Australia and the US, meanwhile, have been the top-ranked destinations for several years now. As we noted earlier, “Vietnamese students reportedly regard higher education in the US as ‘the best in the world’ and ‘as a priority worthy of significant financial investment.’… Cost appears to be the main obstacle preventing a greater number of Vietnamese students from pursuing studies in the US… the US is perceived as being more expensive than alternate destinations such as Singapore or Australia.”
Foreshadowing future growth
Another interesting indicator of developing enrolment trends for Vietnam comes in the form of a July 2014 report on international secondary school enrolment in the US. Published by the Institute of International Education (IIE), Charting new pathways to higher education: International secondary students in the United States makes the point that international enrolment at the secondary level has grown dramatically over the past decade and has “more than tripled” from fall 2004 to fall 2013.
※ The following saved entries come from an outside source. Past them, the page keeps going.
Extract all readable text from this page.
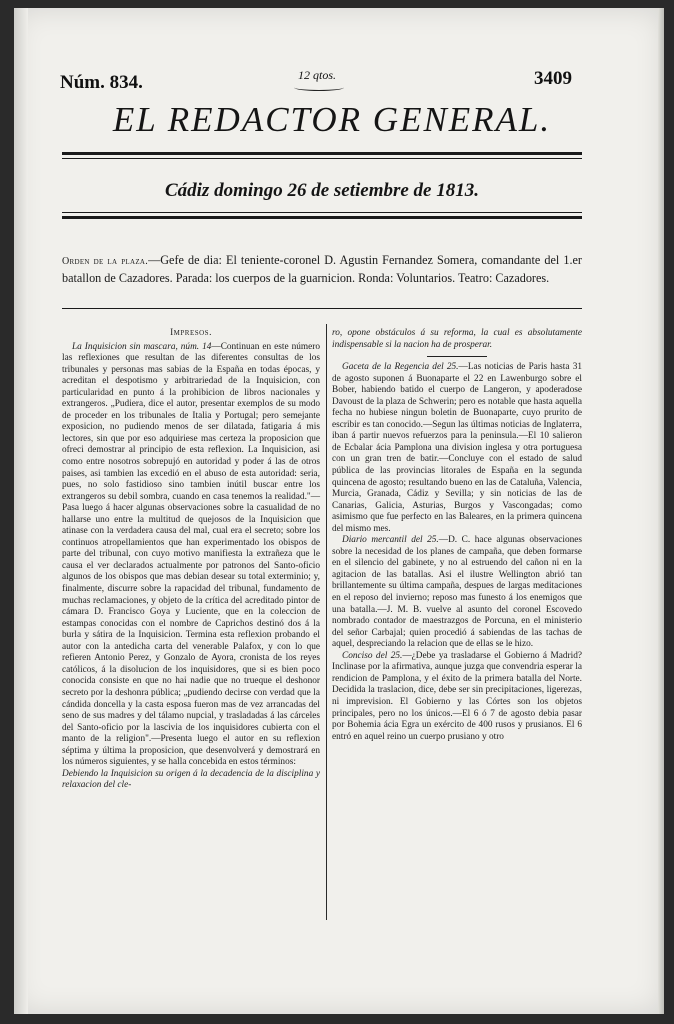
Núm. 834.	12 qtos.	3409
EL REDACTOR GENERAL.
Cádiz domingo 26 de setiembre de 1813.
Orden de la plaza.—Gefe de dia: El teniente-coronel D. Agustin Fernandez Somera, comandante del 1.er batallon de Cazadores. Parada: los cuerpos de la guarnicion. Ronda: Voluntarios. Teatro: Cazadores.

Impresos.

La Inquisicion sin mascara, núm. 14—Continuan en este número las reflexiones que resultan de las diferentes consultas de los tribunales y personas mas sabias de la España en todas épocas, y acreditan el despotismo y arbitrariedad de la Inquisicion, con particularidad en punto á la prohibicion de libros nacionales y extrangeros. „Pudiera, dice el autor, presentar exemplos de su modo de proceder en los tribunales de Italia y Portugal; pero semejante exposicion, no pudiendo menos de ser dilatada, fatigaria á mis lectores, sin que por eso adquiriese mas certeza la proposicion que ofreci demostrar al principio de esta reflexion. La Inquisicion, asi como entre nosotros sobrepujó en autoridad y poder á las de otros paises, asi tambien las excedió en el abuso de esta autoridad: seria, pues, no solo fastidioso sino tambien inútil buscar entre los extrangeros su debil sombra, cuando en casa tenemos la realidad."—Pasa luego á hacer algunas observaciones sobre la casualidad de no hallarse uno entre la multitud de quejosos de la Inquisicion que atinase con la verdadera causa del mal, cual era el secreto; sobre los continuos atropellamientos que han experimentado los obispos de parte del tribunal, con cuyo motivo manifiesta la extrañeza que le causa el ver declarados actualmente por patronos del Santo-oficio algunos de los obispos que mas debian desear su total exterminio; y, finalmente, discurre sobre la rapacidad del tribunal, fundamento de muchas reclamaciones, y objeto de la crítica del acreditado pintor de cámara D. Francisco Goya y Luciente, que en la coleccion de estampas conocidas con el nombre de Caprichos destinó dos á la burla y sátira de la Inquisicion. Termina esta reflexion probando el autor con la antedicha carta del venerable Palafox, y con lo que refieren Antonio Perez, y Gonzalo de Ayora, cronista de los reyes católicos, á la disolucion de los inquisidores, que si es bien poco conocida consiste en que no hai nadie que no trueque el deshonor secreto por la deshonra pública; „pudiendo decirse con verdad que la cándida doncella y la casta esposa fueron mas de vez arrancadas del seno de sus madres y del tálamo nupcial, y trasladadas á las cárceles del Santo-oficio por la lascivia de los inquisidores cubierta con el manto de la religion".—Presenta luego el autor en su reflexion séptima y última la proposicion, que desenvolverá y demostrará en los números siguientes, y se halla concebida en estos términos:

Debiendo la Inquisicion su origen á la decadencia de la disciplina y relaxacion del cle-

ro, opone obstáculos á su reforma, la cual es absolutamente indispensable si la nacion ha de prosperar.

Gaceta de la Regencia del 25.—Las noticias de Paris hasta 31 de agosto suponen á Buonaparte el 22 en Lawenburgo sobre el Bober, habiendo batido el cuerpo de Langeron, y apoderadose Davoust de la plaza de Schwerin; pero es notable que hasta aquella fecha no hubiese ningun boletin de Buonaparte, cuyo prurito de escribir es tan conocido.—Segun las últimas noticias de Inglaterra, iban á partir nuevos refuerzos para la peninsula.—El 10 salieron de Ecbalar ácia Pamplona una division inglesa y otra portuguesa con un gran tren de batir.—Concluye con el estado de salud pública de las provincias litorales de España en la segunda quincena de agosto; resultando bueno en las de Cataluña, Valencia, Murcia, Granada, Cádiz y Sevilla; y sin noticias de las de Canarias, Galicia, Asturias, Burgos y Vascongadas; como asimismo que fue perfecto en las Baleares, en la primera quincena del mismo mes.

Diario mercantil del 25.—D. C. hace algunas observaciones sobre la necesidad de los planes de campaña, que deben formarse en el silencio del gabinete, y no al estruendo del cañon ni en la agitacion de las batallas. Asi el ilustre Wellington abrió tan brillantemente su última campaña, despues de largas meditaciones en el reposo del invierno; reposo mas funesto á los enemigos que una batalla.—J. M. B. vuelve al asunto del coronel Escovedo nombrado contador de maestrazgos de Porcuna, en el ministerio del señor Carbajal; quien procedió á sabiendas de las tachas de aquel, despreciando la relacion que de ellas se le hizo.

Conciso del 25.—¿Debe ya trasladarse el Gobierno á Madrid? Inclinase por la afirmativa, aunque juzga que convendria esperar la rendicion de Pamplona, y el éxito de la primera batalla del Norte. Decidida la traslacion, dice, debe ser sin precipitaciones, ligerezas, ni imprevision. El Gobierno y las Córtes son los objetos principales, pero no los únicos.—El 6 ó 7 de agosto debia pasar por Bohemia ácia Egra un exército de 400 rusos y prusianos. El 6 entró en aquel reino un cuerpo prusiano y otro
An accompanying IIE press release highlights that “there were 73,019 international students pursuing a secondary-level education in the United States, with 48,632 or 67% of these enrolled for a full diploma… Most of the nearly 49,000 diploma-seeking students at US high schools are from Asia (with 46% of this segment coming from China).”
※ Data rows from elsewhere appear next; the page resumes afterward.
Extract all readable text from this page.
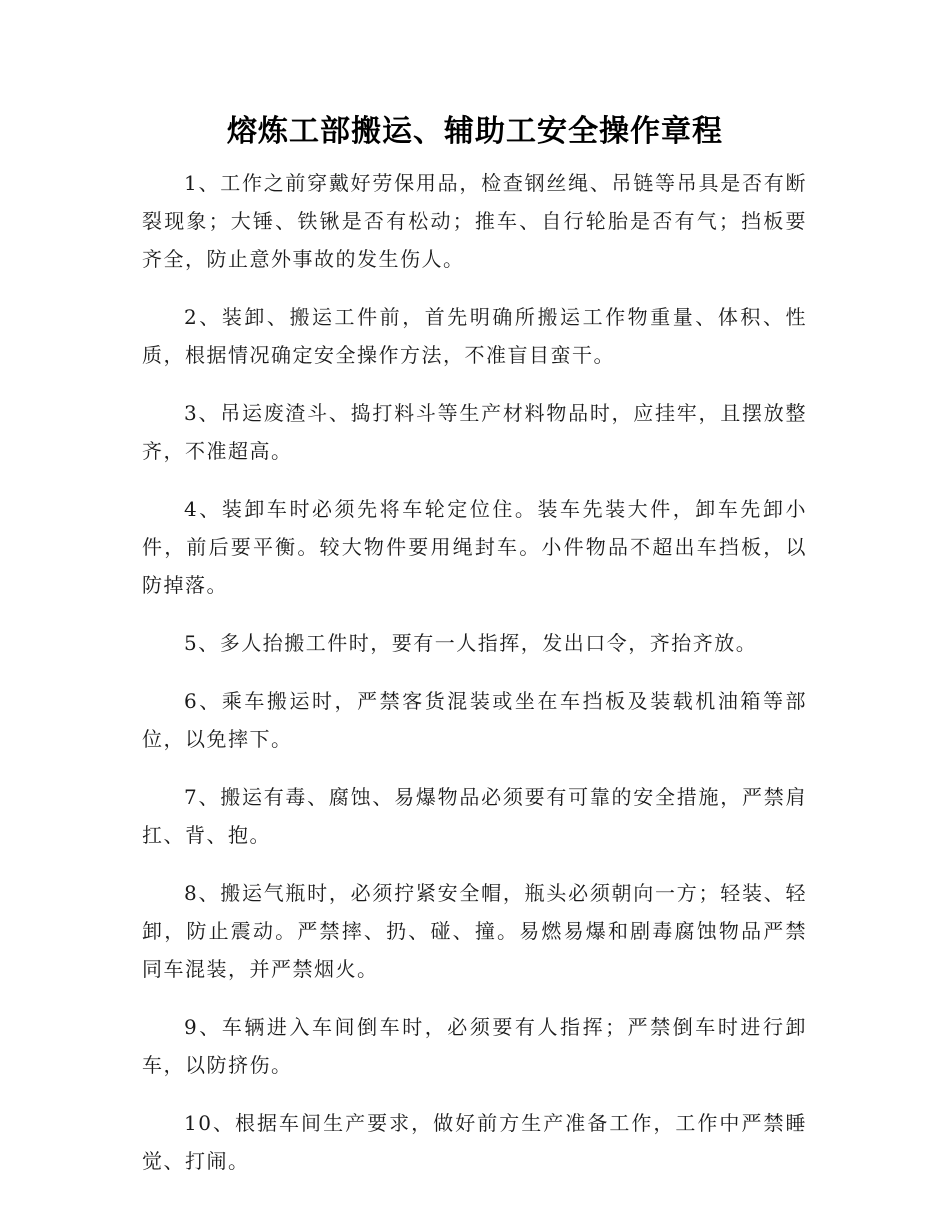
熔炼工部搬运、辅助工安全操作章程

1、工作之前穿戴好劳保用品，检查钢丝绳、吊链等吊具是否有断裂现象；大锤、铁锹是否有松动；推车、自行轮胎是否有气；挡板要齐全，防止意外事故的发生伤人。

2、装卸、搬运工件前，首先明确所搬运工作物重量、体积、性质，根据情况确定安全操作方法，不准盲目蛮干。

3、吊运废渣斗、捣打料斗等生产材料物品时，应挂牢，且摆放整齐，不准超高。

4、装卸车时必须先将车轮定位住。装车先装大件，卸车先卸小件，前后要平衡。较大物件要用绳封车。小件物品不超出车挡板，以防掉落。

5、多人抬搬工件时，要有一人指挥，发出口令，齐抬齐放。

6、乘车搬运时，严禁客货混装或坐在车挡板及装载机油箱等部位，以免摔下。

7、搬运有毒、腐蚀、易爆物品必须要有可靠的安全措施，严禁肩扛、背、抱。

8、搬运气瓶时，必须拧紧安全帽，瓶头必须朝向一方；轻装、轻卸，防止震动。严禁摔、扔、碰、撞。易燃易爆和剧毒腐蚀物品严禁同车混装，并严禁烟火。

9、车辆进入车间倒车时，必须要有人指挥；严禁倒车时进行卸车，以防挤伤。

10、根据车间生产要求，做好前方生产准备工作，工作中严禁睡觉、打闹。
But if the majority of international high school students in the US come from China or South Korea, notable percentages are also drawn from emerging markets such as Brazil, Thailand, and Vietnam. As the following table illustrates, Vietnam accounts for a higher percentage of international secondary school enrolment in the US (3.1%) than it does postsecondary enrolment (2.0%).
Top places of origin of international secondary and postsecondary students in the US, 2013. Source: IIE
Vietnam was by far the leading Southeast Asian market for US secondary schools in 2013, accounting for roughly half of all enrolment from the region in that year. In Australia, meanwhile, Vietnamese students accounted for 10.3% of international secondary students in 2013, the second-largest national group after only China.
We note that the IIE report shows only data for 2013 and so we are not looking at multi-year trends here. Even so, there at least two interesting implications for recruitment marketing in Vietnam:
- First, it looks like Vietnamese families are sending their students abroad at an earlier age and this appears to echo comparable trends that have been observed in major Asian markets, notably China.
- Second, an increasing pool of Vietnamese secondary school graduates in major destination countries represents an emerging and ever more significant recruitment channel for postsecondary providers in those markets.
Vietnam is a notable emerging market today. If these trends toward increasing outbound mobility along with expanded enrolment at the secondary level continue, it will only become a more important source of international students in the years ahead – both for established destinations such as Australia and the US but also for alternate destinations that can offer a compelling combination of quality and affordability.